If I press ⌘I, the cover extension
possibility is ticked and greyed out:
I can press RETURN, which removes .pdf
from the tip of the filename by itself (i.e. I needn’t delete these 4 characters myself). The file then ceases to show an extension in Finder till I shut the Finder window or navigate to a different folder; after I navigate to that folder once more, the extension is there.
Oddly sufficient, if I rename the file so its identify would not finish in . Bear
, the extension disappears and the cover extension
possibility turns into obtainable once more:
(For instance, I can add a number of characters after Bear
(as within the screenshot), add a personality between the final interval and Bear
, or change Bear
to one thing else like Boar
.
It is not the precise file.

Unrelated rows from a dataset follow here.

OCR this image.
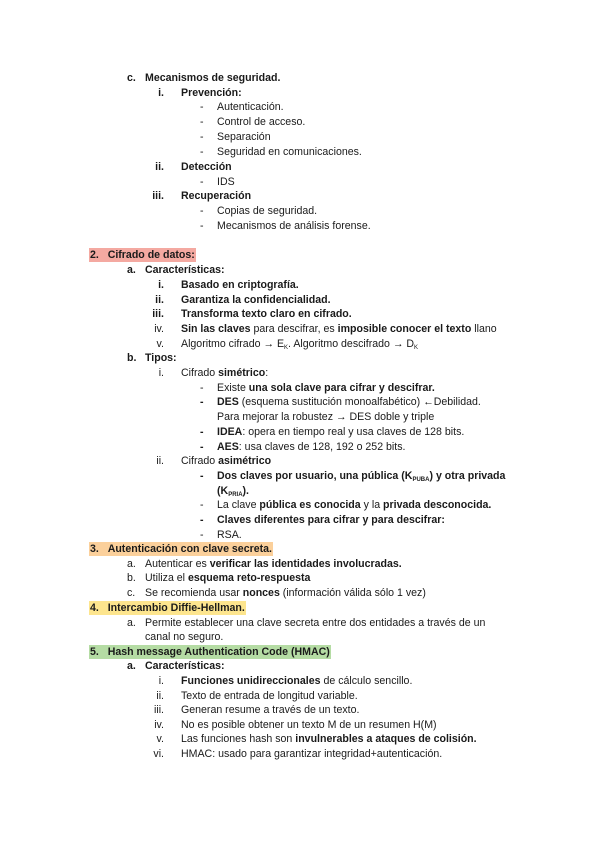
c. Mecanismos de seguridad.
i. Prevención:
- Autenticación.
- Control de acceso.
- Separación
- Seguridad en comunicaciones.
ii. Detección
- IDS
iii. Recuperación
- Copias de seguridad.
- Mecanismos de análisis forense.
2. Cifrado de datos:
a. Características:
i. Basado en criptografía.
ii. Garantiza la confidencialidad.
iii. Transforma texto claro en cifrado.
iv. Sin las claves para descifrar, es imposible conocer el texto llano
v. Algoritmo cifrado → $E_K$. Algoritmo descifrado → $D_K$
b. Tipos:
i. Cifrado simétrico:
- Existe una sola clave para cifrar y descifrar.
- DES (esquema sustitución monoalfabético) ←Debilidad.
Para mejorar la robustez → DES doble y triple
- IDEA: opera en tiempo real y usa claves de 128 bits.
- AES: usa claves de 128, 192 o 252 bits.
ii. Cifrado asimétrico
- Dos claves por usuario, una pública $(K_{PUBA})$ y otra privada
$(K_{PRIA})$.
- La clave pública es conocida y la privada desconocida.
- Claves diferentes para cifrar y para descifrar:
- RSA.
3. Autenticación con clave secreta.
a. Autenticar es verificar las identidades involucradas.
b. Utiliza el esquema reto-respuesta
c. Se recomienda usar nonces (información válida sólo 1 vez)
4. Intercambio Diffie-Hellman.
a. Permite establecer una clave secreta entre dos entidades a través de un
canal no seguro.
5. Hash message Authentication Code (HMAC)
a. Características:
i. Funciones unidireccionales de cálculo sencillo.
ii. Texto de entrada de longitud variable.
iii. Generan resume a través de un texto.
iv. No es posible obtener un texto M de un resumen H(M)
v. Las funciones hash son invulnerables a ataques de colisión.
vi. HMAC: usado para garantizar integridad+autenticación.
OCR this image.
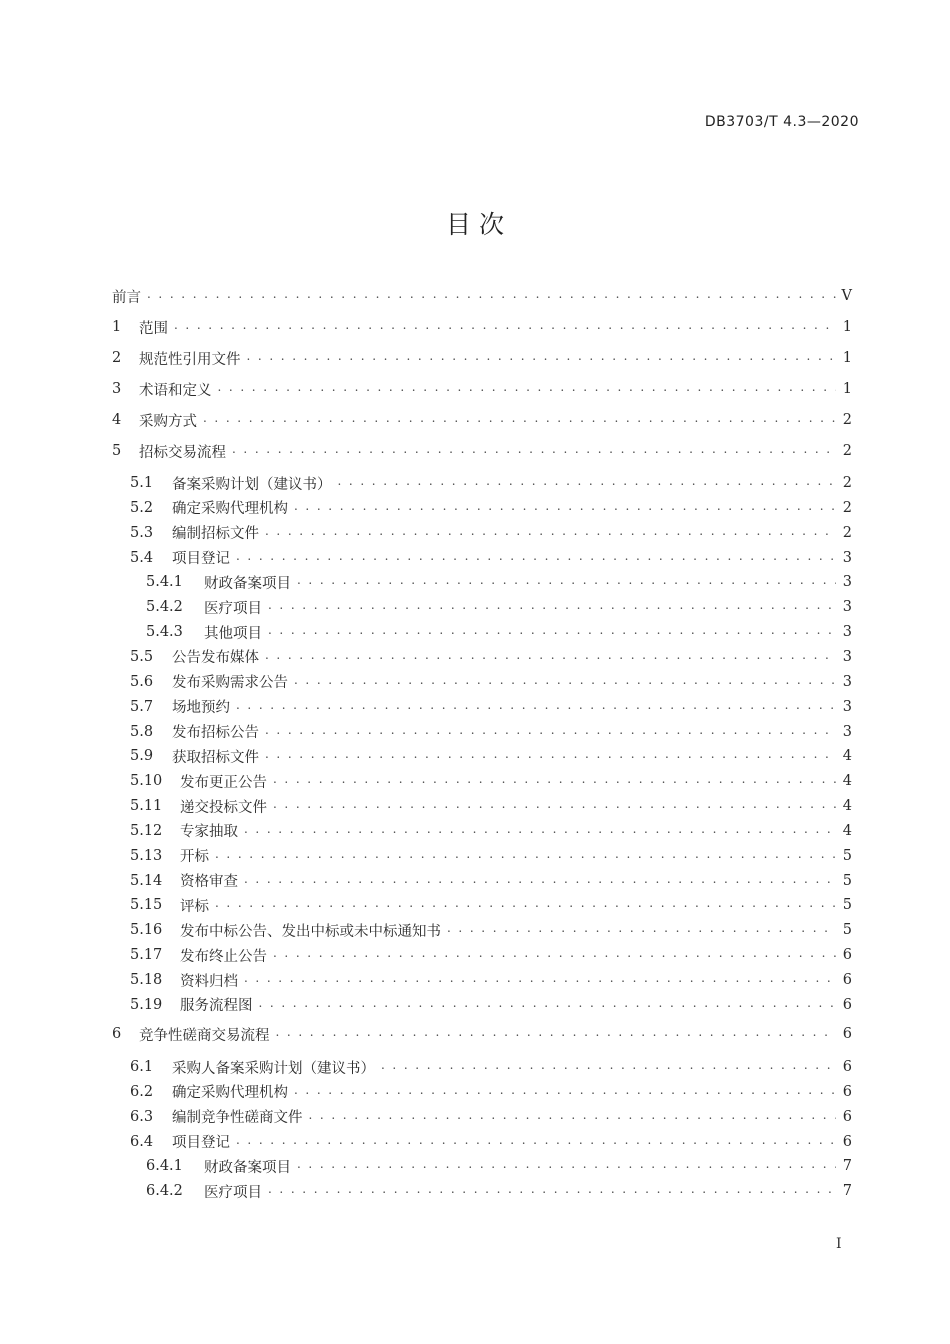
DB3703/T 4.3—2020
目 次
前言 . . .	V
1	范围 . . .	1
2	规范性引用文件 . . .	1
3	术语和定义 . . .	1
4	采购方式 . . .	2
5	招标交易流程 . . .	2
5.1	备案采购计划（建议书） . . .	2
5.2	确定采购代理机构 . . .	2
5.3	编制招标文件 . . .	2
5.4	项目登记 . . .	3
5.4.1	财政备案项目 . . .	3
5.4.2	医疗项目 . . .	3
5.4.3	其他项目 . . .	3
5.5	公告发布媒体 . . .	3
5.6	发布采购需求公告 . . .	3
5.7	场地预约 . . .	3
5.8	发布招标公告 . . .	3
5.9	获取招标文件 . . .	4
5.10	发布更正公告 . . .	4
5.11	递交投标文件 . . .	4
5.12	专家抽取 . . .	4
5.13	开标 . . .	5
5.14	资格审查 . . .	5
5.15	评标 . . .	5
5.16	发布中标公告、发出中标或未中标通知书 . . .	5
5.17	发布终止公告 . . .	6
5.18	资料归档 . . .	6
5.19	服务流程图 . . .	6
6	竞争性磋商交易流程 . . .	6
6.1	采购人备案采购计划（建议书） . . .	6
6.2	确定采购代理机构 . . .	6
6.3	编制竞争性磋商文件 . . .	6
6.4	项目登记 . . .	6
6.4.1	财政备案项目 . . .	7
6.4.2	医疗项目 . . .	7
I
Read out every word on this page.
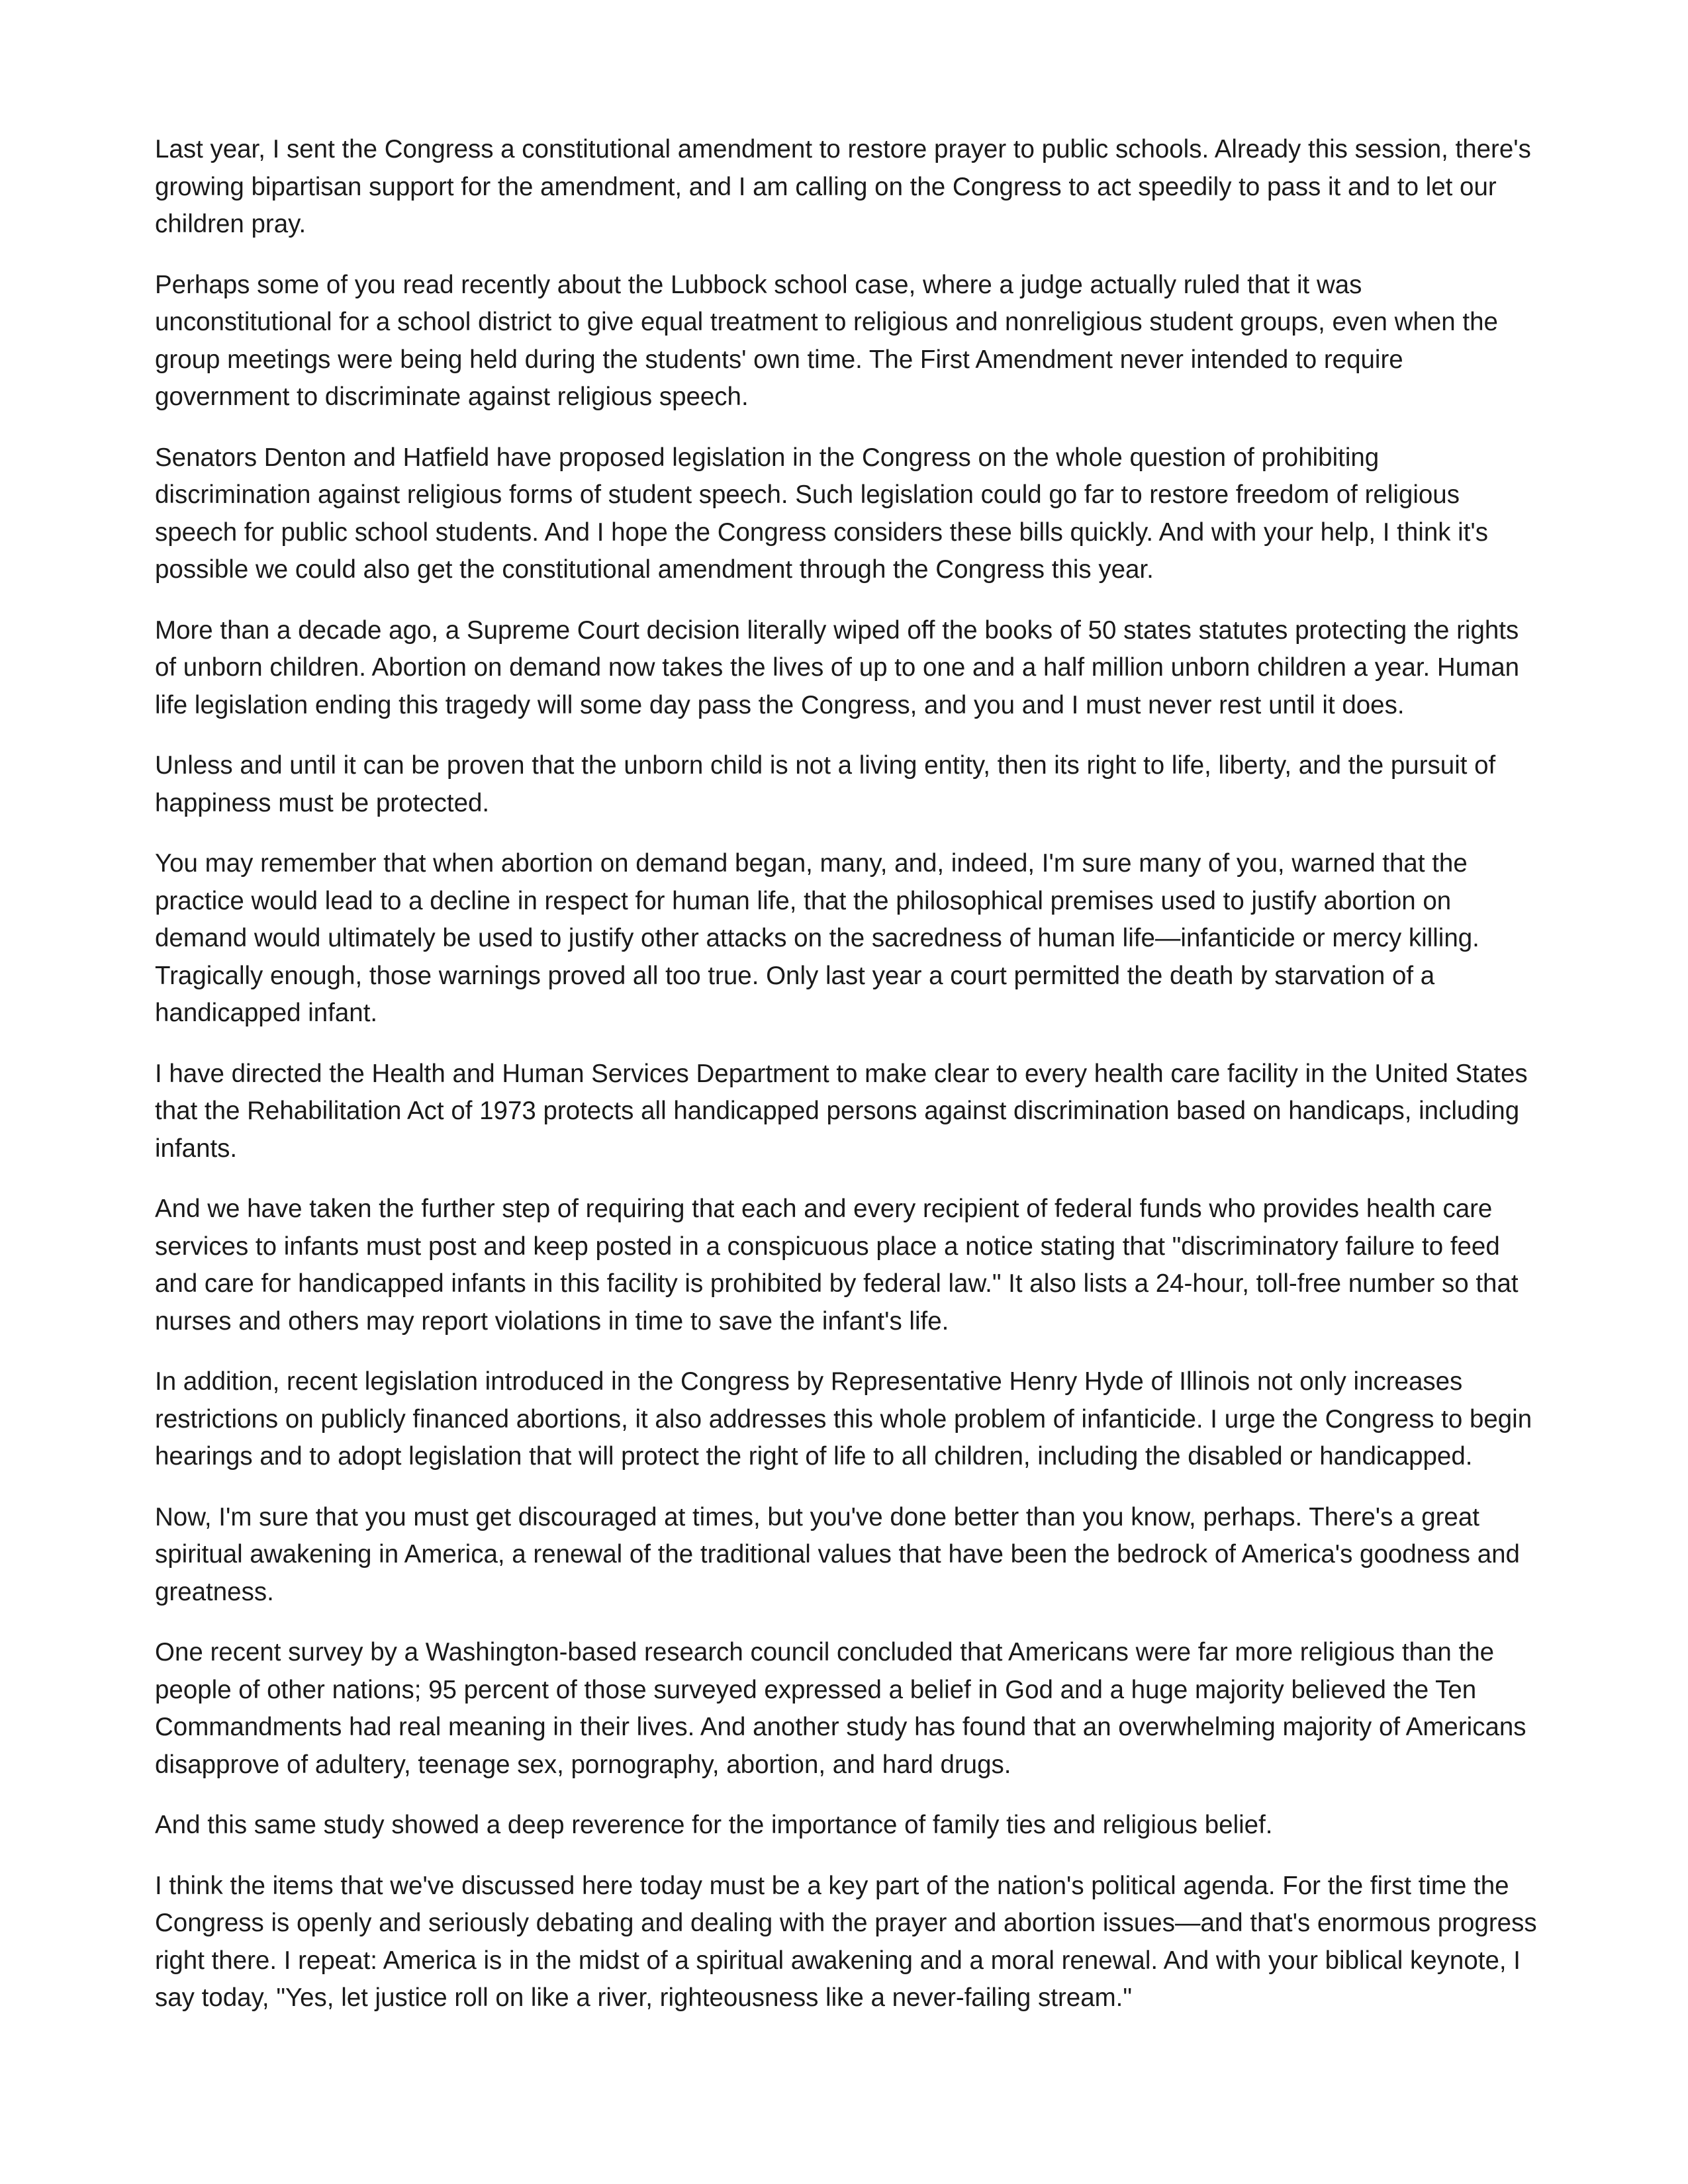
Last year, I sent the Congress a constitutional amendment to restore prayer to public schools. Already this session, there's growing bipartisan support for the amendment, and I am calling on the Congress to act speedily to pass it and to let our children pray.

Perhaps some of you read recently about the Lubbock school case, where a judge actually ruled that it was unconstitutional for a school district to give equal treatment to religious and nonreligious student groups, even when the group meetings were being held during the students' own time. The First Amendment never intended to require government to discriminate against religious speech.

Senators Denton and Hatfield have proposed legislation in the Congress on the whole question of prohibiting discrimination against religious forms of student speech. Such legislation could go far to restore freedom of religious speech for public school students. And I hope the Congress considers these bills quickly. And with your help, I think it's possible we could also get the constitutional amendment through the Congress this year.

More than a decade ago, a Supreme Court decision literally wiped off the books of 50 states statutes protecting the rights of unborn children. Abortion on demand now takes the lives of up to one and a half million unborn children a year. Human life legislation ending this tragedy will some day pass the Congress, and you and I must never rest until it does.

Unless and until it can be proven that the unborn child is not a living entity, then its right to life, liberty, and the pursuit of happiness must be protected.

You may remember that when abortion on demand began, many, and, indeed, I'm sure many of you, warned that the practice would lead to a decline in respect for human life, that the philosophical premises used to justify abortion on demand would ultimately be used to justify other attacks on the sacredness of human life—infanticide or mercy killing. Tragically enough, those warnings proved all too true. Only last year a court permitted the death by starvation of a handicapped infant.

I have directed the Health and Human Services Department to make clear to every health care facility in the United States that the Rehabilitation Act of 1973 protects all handicapped persons against discrimination based on handicaps, including infants.

And we have taken the further step of requiring that each and every recipient of federal funds who provides health care services to infants must post and keep posted in a conspicuous place a notice stating that "discriminatory failure to feed and care for handicapped infants in this facility is prohibited by federal law." It also lists a 24-hour, toll-free number so that nurses and others may report violations in time to save the infant's life.

In addition, recent legislation introduced in the Congress by Representative Henry Hyde of Illinois not only increases restrictions on publicly financed abortions, it also addresses this whole problem of infanticide. I urge the Congress to begin hearings and to adopt legislation that will protect the right of life to all children, including the disabled or handicapped.

Now, I'm sure that you must get discouraged at times, but you've done better than you know, perhaps. There's a great spiritual awakening in America, a renewal of the traditional values that have been the bedrock of America's goodness and greatness.

One recent survey by a Washington-based research council concluded that Americans were far more religious than the people of other nations; 95 percent of those surveyed expressed a belief in God and a huge majority believed the Ten Commandments had real meaning in their lives. And another study has found that an overwhelming majority of Americans disapprove of adultery, teenage sex, pornography, abortion, and hard drugs.

And this same study showed a deep reverence for the importance of family ties and religious belief.

I think the items that we've discussed here today must be a key part of the nation's political agenda. For the first time the Congress is openly and seriously debating and dealing with the prayer and abortion issues—and that's enormous progress right there. I repeat: America is in the midst of a spiritual awakening and a moral renewal. And with your biblical keynote, I say today, "Yes, let justice roll on like a river, righteousness like a never-failing stream."
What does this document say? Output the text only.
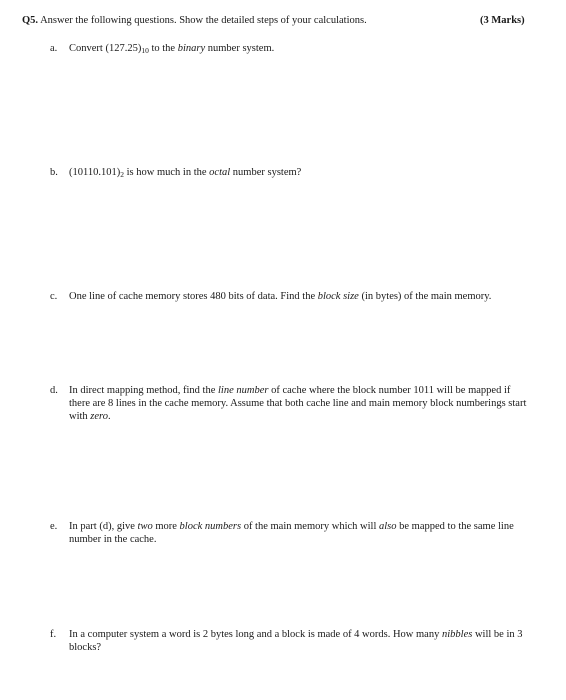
Q5. Answer the following questions. Show the detailed steps of your calculations.	(3 Marks)
a.	Convert $(127.25)_{10}$ to the binary number system.
b.	$(10110.101)_2$ is how much in the octal number system?
c.	One line of cache memory stores 480 bits of data. Find the block size (in bytes) of the main memory.
d.	In direct mapping method, find the line number of cache where the block number 1011 will be mapped if there are 8 lines in the cache memory. Assume that both cache line and main memory block numberings start with zero.
e.	In part (d), give two more block numbers of the main memory which will also be mapped to the same line number in the cache.
f.	In a computer system a word is 2 bytes long and a block is made of 4 words. How many nibbles will be in 3 blocks?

I attempted deleting that file and renaming one other file to the identical factor, and the consequence was the identical. I additionally tried altering the quantity originally of the file identify, once more with the identical consequence. The issue appears to be having a file whose identify ends in . Bear
. Additionally, it would not appear to be case-sensitive; . bear
has the identical drawback.
I do have an app referred to as Bear which makes use of recordsdata with extension .bear
. Perhaps that has one thing to do with the problem. Keynote, for instance, makes use of recordsdata with extension .key
, and if I rename the aforementioned file so it ends in . key
the identical factor occurs, in order that should be the problem:
Ending the file identify in . App
additionally has that drawback, presumably .app
is the extension for macOS apps.
For what it is value, I haven’t got “present all filename extensions” chosen in Finder preferences (in any other case it would not simply be recordsdata with the names in query).
Is there any technique to change this behaviour, which appears to be an issue with how macOS handles file names and extensions?